Pendant ce temps Voltaire virevolte, s'agite, dirige les répétitions, rudoie ses comédiennes, se livre à un combat épistolaire éffrené avec Rousseau, ennemi déclaré du théâtre, se querelle avec l'abbé de Pors-Even à propos du message qu'il veut faire passer à travers sa tragédie.


« Au cours du souper qui fut exquis, Voltaire expliqua à ses invités :
- Vous croyez que Mahomet résonne d'un passé révolu mais la pièce présage des temps futurs, des temps nouveaux.
Pors-Even intervint :
- Vous ne risquez pas d'outrager la religion et ses ministres avec une telle tragédie ?
- Je n'outrage pas la religion que je professe et que je respecte. Et je ne comprends point ce qui peut ainsi allumer votre bile.

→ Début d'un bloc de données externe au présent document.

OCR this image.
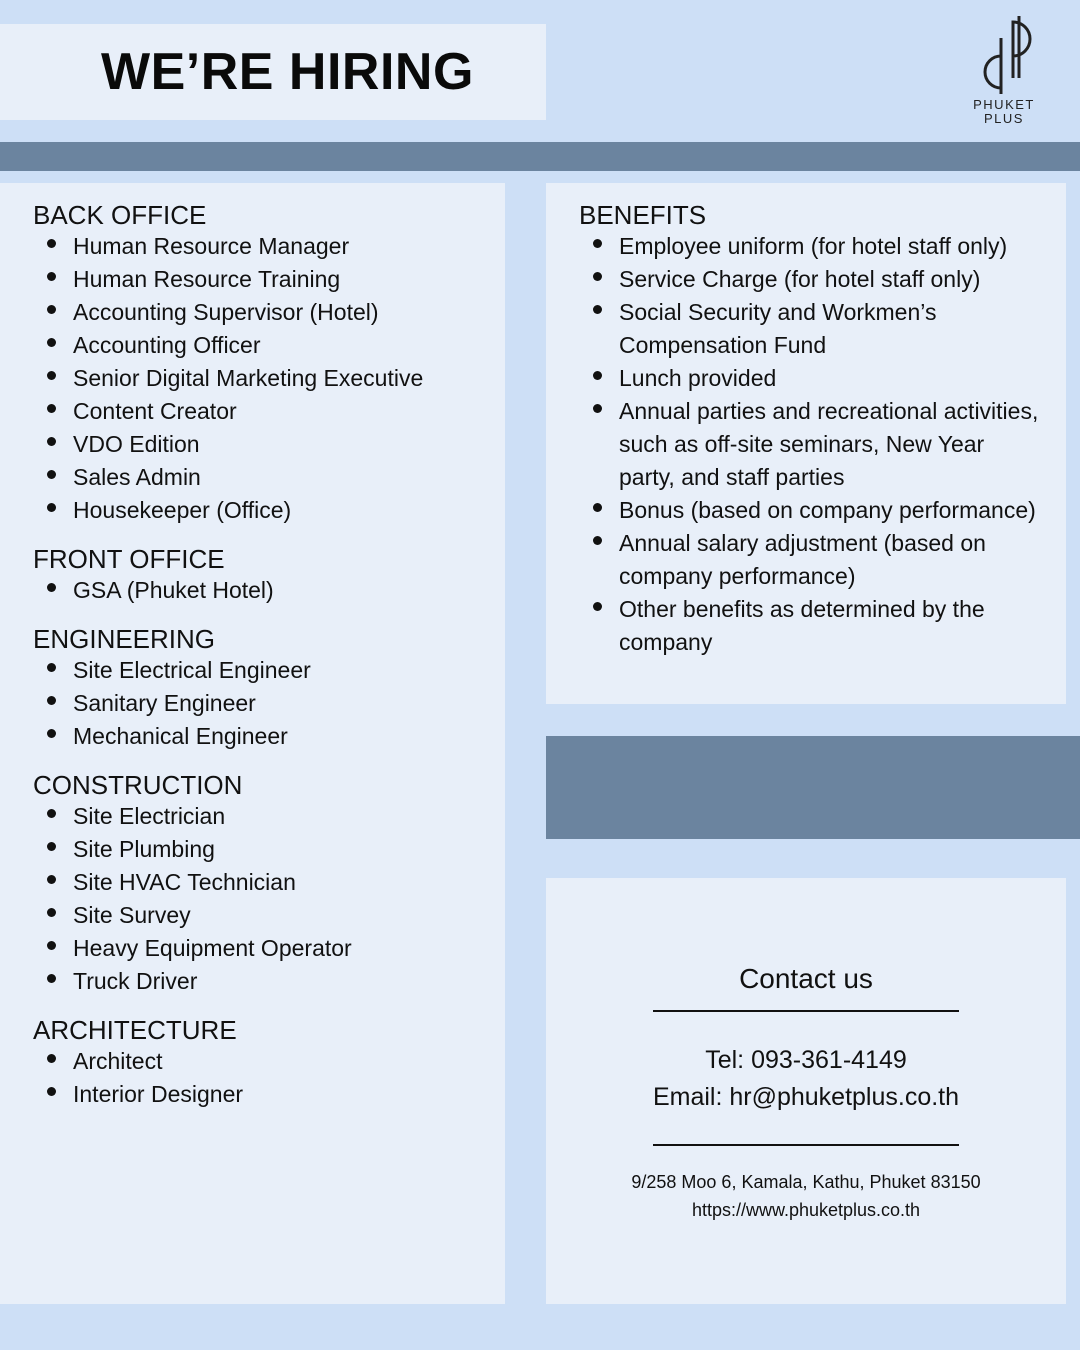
WE’RE HIRING
PHUKET
PLUS
BACK OFFICE
Human Resource Manager
Human Resource Training
Accounting Supervisor (Hotel)
Accounting Officer
Senior Digital Marketing Executive
Content Creator
VDO Edition
Sales Admin
Housekeeper (Office)
FRONT OFFICE
GSA (Phuket Hotel)
ENGINEERING
Site Electrical Engineer
Sanitary Engineer
Mechanical Engineer
CONSTRUCTION
Site Electrician
Site Plumbing
Site HVAC Technician
Site Survey
Heavy Equipment Operator
Truck Driver
ARCHITECTURE
Architect
Interior Designer
BENEFITS
Employee uniform (for hotel staff only)
Service Charge (for hotel staff only)
Social Security and Workmen’s Compensation Fund
Lunch provided
Annual parties and recreational activities, such as off-site seminars, New Year party, and staff parties
Bonus (based on company performance)
Annual salary adjustment (based on company performance)
Other benefits as determined by the company
Contact us
Tel: 093-361-4149
Email: hr@phuketplus.co.th
9/258 Moo 6, Kamala, Kathu, Phuket 83150
https://www.phuketplus.co.th
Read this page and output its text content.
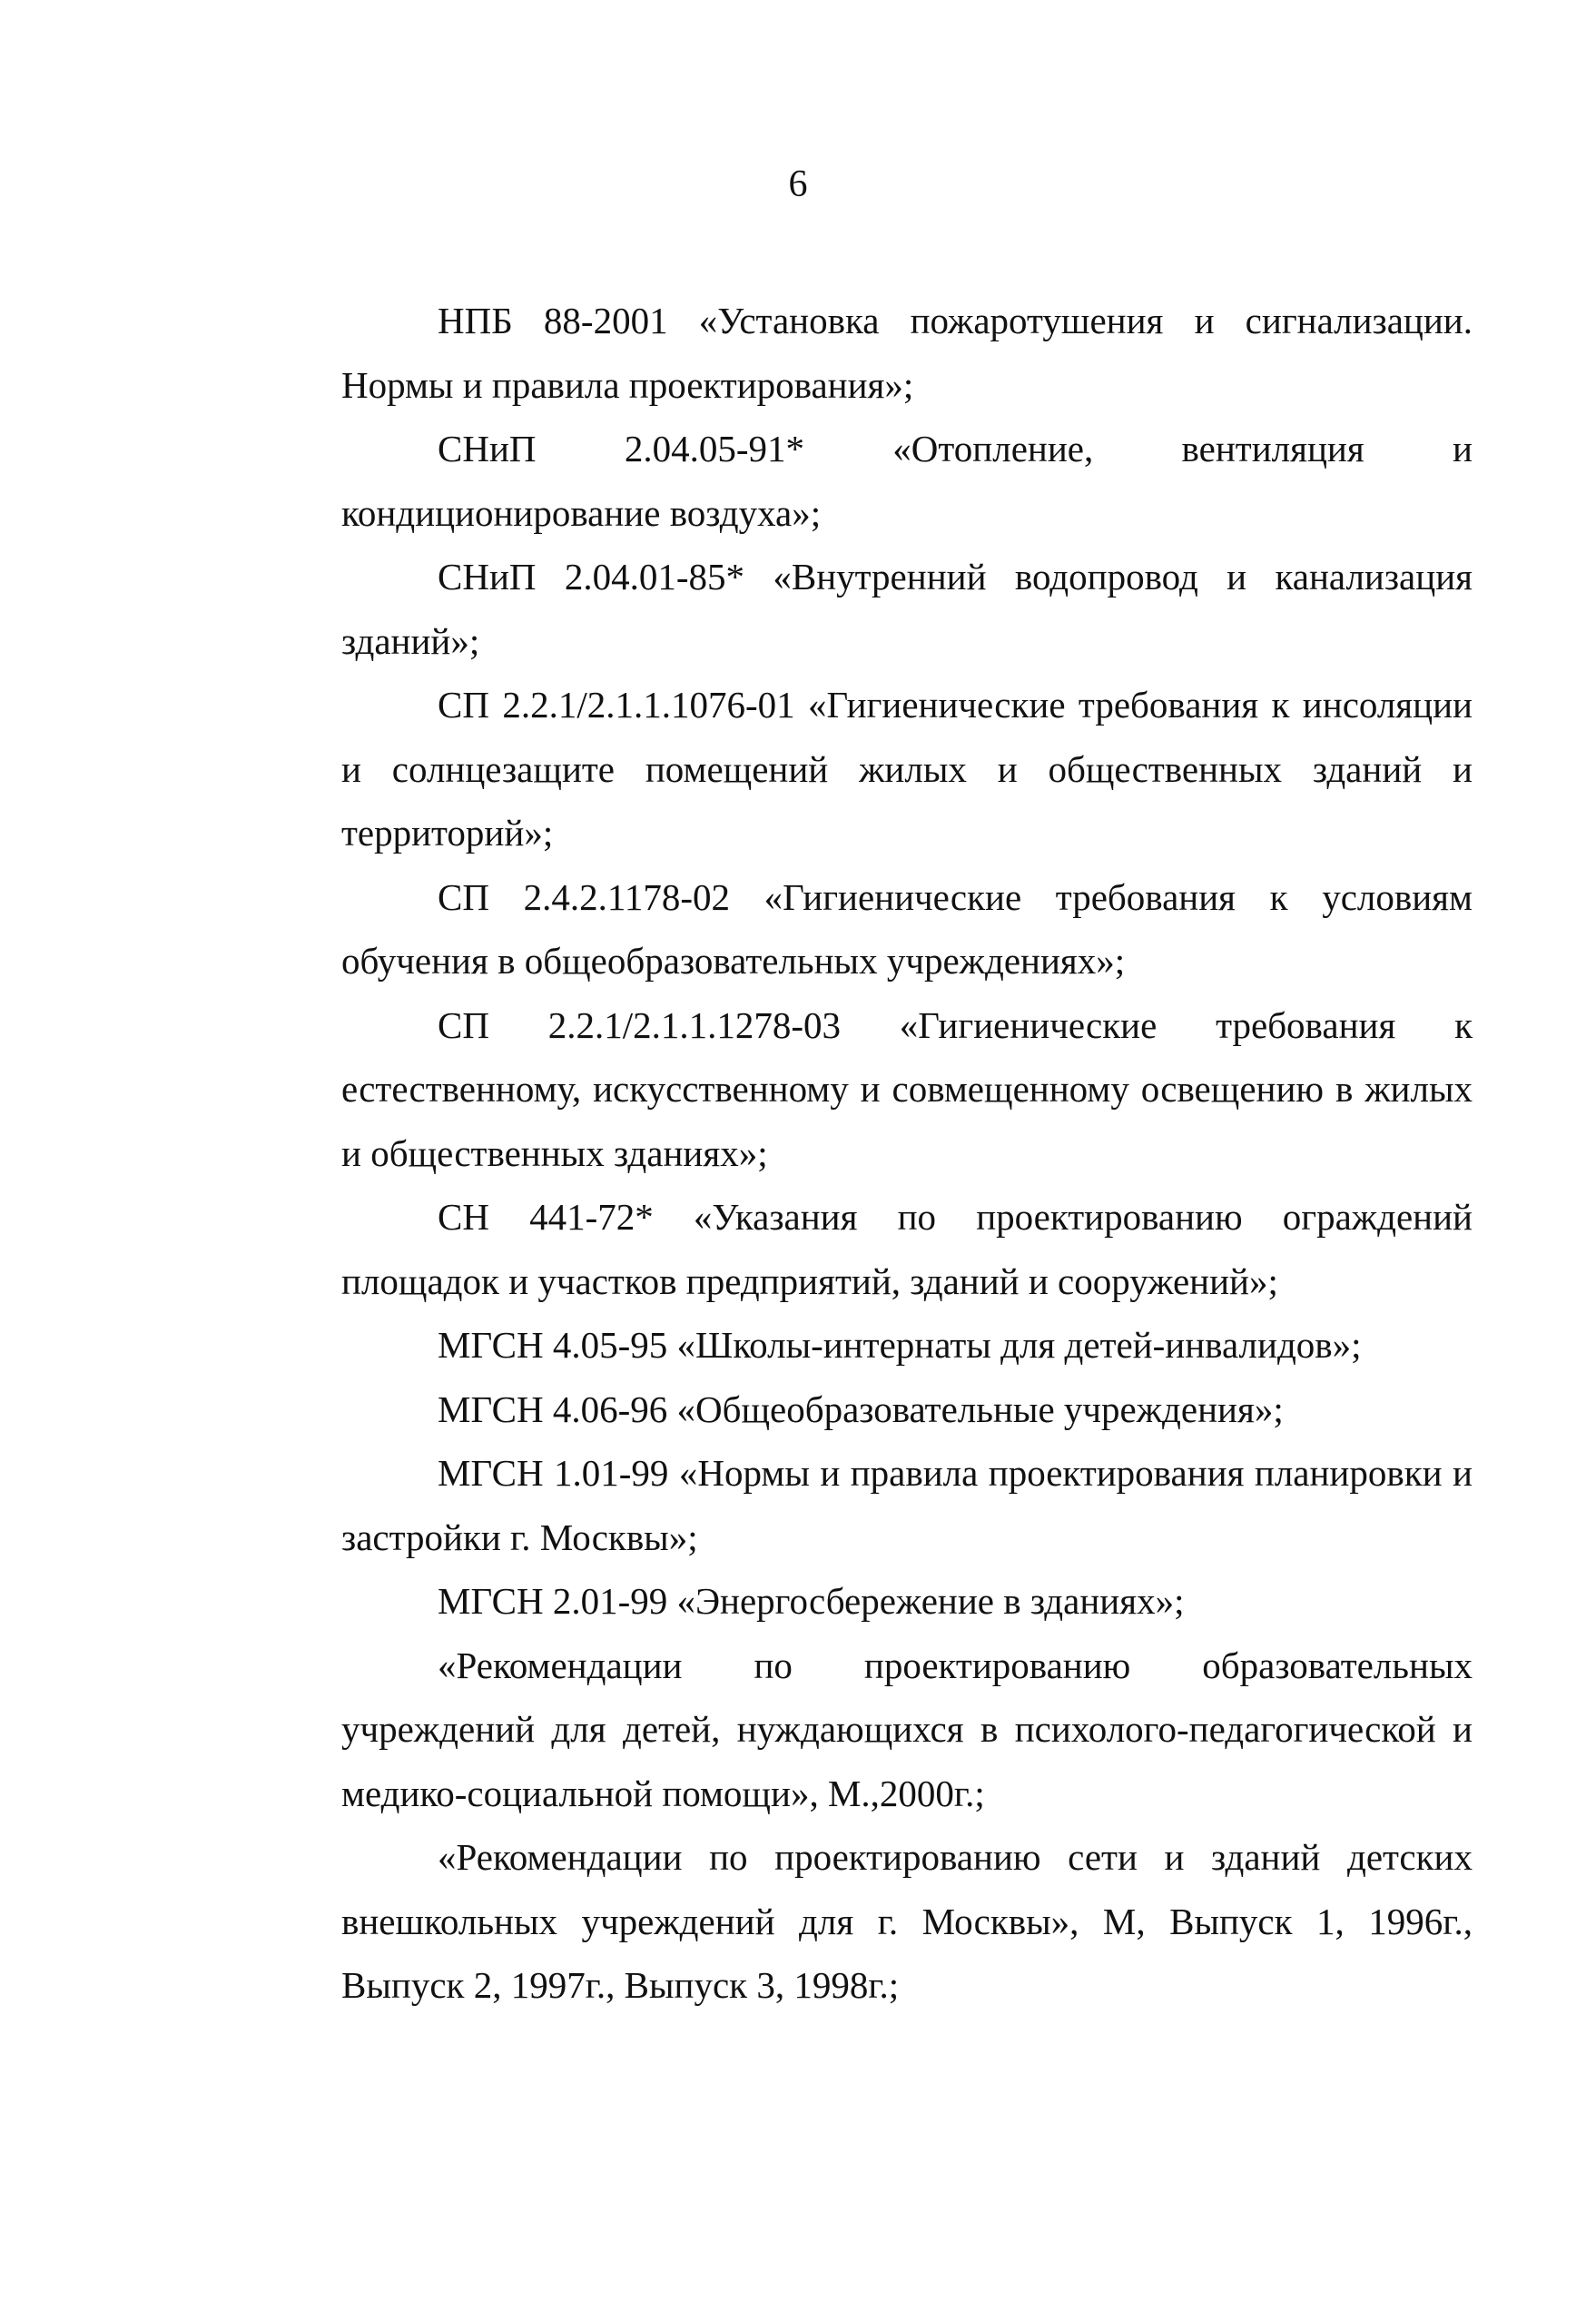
6

НПБ 88-2001 «Установка пожаротушения и сигнализации. Нормы и правила проектирования»;

СНиП 2.04.05-91* «Отопление, вентиляция и кондиционирование воздуха»;

СНиП 2.04.01-85* «Внутренний водопровод и канализация зданий»;

СП 2.2.1/2.1.1.1076-01 «Гигиенические требования к инсоляции и солнцезащите помещений жилых и общественных зданий и территорий»;

СП 2.4.2.1178-02 «Гигиенические требования к условиям обучения в общеобразовательных учреждениях»;

СП 2.2.1/2.1.1.1278-03 «Гигиенические требования к естественному, искусственному и совмещенному освещению в жилых и общественных зданиях»;

СН 441-72* «Указания по проектированию ограждений площадок и участков предприятий, зданий и сооружений»;

МГСН 4.05-95 «Школы-интернаты для детей-инвалидов»;

МГСН 4.06-96 «Общеобразовательные учреждения»;

МГСН 1.01-99 «Нормы и правила проектирования планировки и застройки г. Москвы»;

МГСН 2.01-99 «Энергосбережение в зданиях»;

«Рекомендации по проектированию образовательных учреждений для детей, нуждающихся в психолого-педагогической и медико-социальной помощи», М.,2000г.;

«Рекомендации по проектированию сети и зданий детских внешкольных учреждений для г. Москвы», М, Выпуск 1, 1996г., Выпуск 2, 1997г., Выпуск 3, 1998г.;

- En critiquant la religion musulmane, vous critiquez la pitié, le zèle, la charité du même coup. Vous ferez bientôt triompher messieurs les athées. Vous les Encyclopédistes, vous nous déclarez une guerre bien sournoise.
- Il n'y a rien de plus chrétien que mon Mahomet. Même le pape en convient qui me remercie de l'avoir écrit.
- Partout, les hérésies, les schismes, les recueils d'impiété, les blasphèmes de vos amis de l'Encyclopédie. Chaque tirade de votre Mahomet respire la révolte contre la religion et contre l'autorité. On expose sur le théâtre toutes les horreurs d'une morale qui a déjà culminé dans Tartuffe.
Pors-Even ajouta :
- Tremblez qu 'en combinant de telles tragédies, vos domestiques un jour ne vous plongent dans un cachot et vous n'en sortirez que pour être traîné place de Grève !
- Voilà une bien terrible déclaration, mon petit abbé, et je ne m'attendais pas à ça de vous. Ce qui est dans la nature humaine devrait vous effrayer. La vérité humaine ne m'effraie pas. Et je vous signale que les bûchers, l'inquisition sont toujours venus de vos amis jésuites. Mais arracher aux ecclésiastiques le droit de penser par soi-même est une tâche délicate !
- Vous construisez une église pour plaire à vos paysans et rassurer le pays, mais votre tâche et votre ambition sont claires, dans vos écrits vous poussez l'indignité jusqu'à comparer le règne idolâtre d'Auguste au siècle chrétien de Louis XIV...
- Je suis enchanté de votre colère ! Voilà qui va vous purger de ce teint cireux qui me déplaît tant chez vous.
- Comme l'Encyclopédie, votre tragédie mérite un procès. Vous et votre public vous êtes des sociniens, des ariens, des semi-pélagiens, des manichéens.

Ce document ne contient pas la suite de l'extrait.